Ketegangan semakin memuncak ketika Ketua DPR Martin Romualdez, sepupu Marcos, memangkas anggaran kantor wakil presiden hingga hampir dua pertiganya. Duterte juga secara terbuka mengkritik Marcos dengan menyebutnya "pembohong" dan "tidak kompeten."
Dalam konferensi pers tersebut, Duterte melontarkan kritik pedas, "Negara ini akan masuk neraka karena kita dipimpin oleh orang yang tidak tahu bagaimana menjadi presiden."
Dinamika Politik yang Berbahaya Perseteruan di antara dua tokoh puncak pemerintahan Filipina ini memunculkan kekhawatiran atas stabilitas politik. Pada Oktober lalu, Duterte bahkan mengaku pernah membayangkan untuk memenggal kepala Marcos akibat perbedaan pandangan mengenai kebijakan luar negeri dan isu-isu lain, termasuk perang Rodrigo Duterte melawan narkoba.
Sementara itu, Filipina tengah bersiap menghadapi Pemilu Jangka Menengah pada Mei 2025. Pemilu ini dianggap sebagai ujian popularitas bagi Marcos sekaligus peluang baginya untuk mengkonsolidasikan kekuasaan sebelum masa jabatan enam tahunnya berakhir pada 2028.
Sejarah Kekerasan Politik Filipina Filipina memiliki sejarah panjang kekerasan politik, termasuk pembunuhan Benigno Aquino pada 1983, seorang senator yang menentang pemerintahan Marcos Senior. Ancaman dari Duterte ini kembali menyoroti risiko konflik kekerasan di puncak kekuasaan.

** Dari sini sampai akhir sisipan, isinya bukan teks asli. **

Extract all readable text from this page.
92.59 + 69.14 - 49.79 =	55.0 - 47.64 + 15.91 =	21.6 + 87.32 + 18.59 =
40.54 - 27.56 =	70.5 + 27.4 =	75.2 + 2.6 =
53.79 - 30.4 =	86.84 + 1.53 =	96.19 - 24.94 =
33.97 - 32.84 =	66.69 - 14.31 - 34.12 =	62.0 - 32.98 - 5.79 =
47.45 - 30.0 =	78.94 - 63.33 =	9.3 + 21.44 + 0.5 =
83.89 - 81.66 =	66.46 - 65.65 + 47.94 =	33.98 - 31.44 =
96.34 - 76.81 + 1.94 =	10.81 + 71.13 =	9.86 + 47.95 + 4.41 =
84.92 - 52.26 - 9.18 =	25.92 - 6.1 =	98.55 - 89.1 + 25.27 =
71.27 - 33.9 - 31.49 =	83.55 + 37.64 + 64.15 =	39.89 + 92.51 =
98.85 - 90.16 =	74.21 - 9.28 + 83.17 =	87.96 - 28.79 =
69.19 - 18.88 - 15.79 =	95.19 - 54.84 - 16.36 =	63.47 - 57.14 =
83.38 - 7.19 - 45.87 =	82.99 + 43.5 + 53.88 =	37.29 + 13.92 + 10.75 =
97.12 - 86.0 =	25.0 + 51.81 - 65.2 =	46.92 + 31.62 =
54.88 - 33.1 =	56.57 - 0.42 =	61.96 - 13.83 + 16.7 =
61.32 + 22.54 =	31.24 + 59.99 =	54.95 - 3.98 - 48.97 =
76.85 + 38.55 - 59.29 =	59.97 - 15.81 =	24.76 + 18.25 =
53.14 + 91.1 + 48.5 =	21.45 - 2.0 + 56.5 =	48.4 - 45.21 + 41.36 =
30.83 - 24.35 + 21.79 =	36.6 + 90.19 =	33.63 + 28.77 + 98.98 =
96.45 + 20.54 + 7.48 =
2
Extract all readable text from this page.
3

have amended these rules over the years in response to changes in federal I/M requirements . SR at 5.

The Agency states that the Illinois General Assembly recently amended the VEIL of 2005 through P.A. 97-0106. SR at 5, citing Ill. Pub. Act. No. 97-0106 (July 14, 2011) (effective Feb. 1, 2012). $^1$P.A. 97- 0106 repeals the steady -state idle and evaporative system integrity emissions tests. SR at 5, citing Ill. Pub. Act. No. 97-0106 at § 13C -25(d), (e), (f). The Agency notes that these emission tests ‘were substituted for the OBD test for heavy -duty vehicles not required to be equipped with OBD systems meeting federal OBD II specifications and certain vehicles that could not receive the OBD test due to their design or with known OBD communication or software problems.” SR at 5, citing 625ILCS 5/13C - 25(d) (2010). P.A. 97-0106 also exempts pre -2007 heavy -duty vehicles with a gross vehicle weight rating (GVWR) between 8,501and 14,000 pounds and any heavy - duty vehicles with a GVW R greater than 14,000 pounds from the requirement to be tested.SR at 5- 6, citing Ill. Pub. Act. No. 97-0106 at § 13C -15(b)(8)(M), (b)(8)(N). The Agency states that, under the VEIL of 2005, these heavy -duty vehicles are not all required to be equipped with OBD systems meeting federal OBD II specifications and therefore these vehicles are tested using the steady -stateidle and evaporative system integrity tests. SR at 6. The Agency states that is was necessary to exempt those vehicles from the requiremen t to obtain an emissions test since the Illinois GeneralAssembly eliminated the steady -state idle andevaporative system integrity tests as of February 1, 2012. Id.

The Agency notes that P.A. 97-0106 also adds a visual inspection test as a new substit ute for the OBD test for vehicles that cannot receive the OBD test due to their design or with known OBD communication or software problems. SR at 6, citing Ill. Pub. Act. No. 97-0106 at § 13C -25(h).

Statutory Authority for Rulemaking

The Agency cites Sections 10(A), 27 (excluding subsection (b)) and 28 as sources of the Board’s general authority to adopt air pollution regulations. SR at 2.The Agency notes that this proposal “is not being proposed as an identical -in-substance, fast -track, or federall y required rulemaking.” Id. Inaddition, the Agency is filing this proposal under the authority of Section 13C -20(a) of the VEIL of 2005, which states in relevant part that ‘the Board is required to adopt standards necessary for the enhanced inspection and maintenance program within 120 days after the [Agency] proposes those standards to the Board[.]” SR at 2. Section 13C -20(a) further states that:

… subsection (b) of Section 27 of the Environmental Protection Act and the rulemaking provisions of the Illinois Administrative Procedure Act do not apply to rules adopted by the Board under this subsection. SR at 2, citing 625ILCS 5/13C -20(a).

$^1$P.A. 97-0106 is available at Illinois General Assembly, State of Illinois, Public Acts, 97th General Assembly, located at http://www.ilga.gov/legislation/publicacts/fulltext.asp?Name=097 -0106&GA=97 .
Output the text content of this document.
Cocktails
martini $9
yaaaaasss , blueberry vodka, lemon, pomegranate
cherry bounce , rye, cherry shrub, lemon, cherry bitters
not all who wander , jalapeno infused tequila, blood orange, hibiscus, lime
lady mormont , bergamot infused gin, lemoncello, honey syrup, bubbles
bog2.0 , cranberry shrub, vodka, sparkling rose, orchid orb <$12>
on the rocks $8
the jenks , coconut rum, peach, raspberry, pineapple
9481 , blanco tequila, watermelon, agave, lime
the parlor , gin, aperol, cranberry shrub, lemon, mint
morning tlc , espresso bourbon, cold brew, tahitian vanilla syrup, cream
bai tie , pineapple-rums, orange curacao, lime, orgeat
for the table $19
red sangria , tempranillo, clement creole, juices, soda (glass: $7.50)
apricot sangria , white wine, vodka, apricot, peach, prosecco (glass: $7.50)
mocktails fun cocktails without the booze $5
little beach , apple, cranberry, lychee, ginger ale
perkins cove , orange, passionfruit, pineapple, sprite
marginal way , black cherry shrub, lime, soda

Meski ancaman Sara Duterte telah memicu perhatian luas, hingga kini belum ada komentar lebih lanjut dari kantor wakil presiden terkait pernyataan tersebut. Sementara itu, Istana Kepresidenan memastikan akan mengambil langkah tegas untuk menjaga stabilitas dan keselamatan presiden.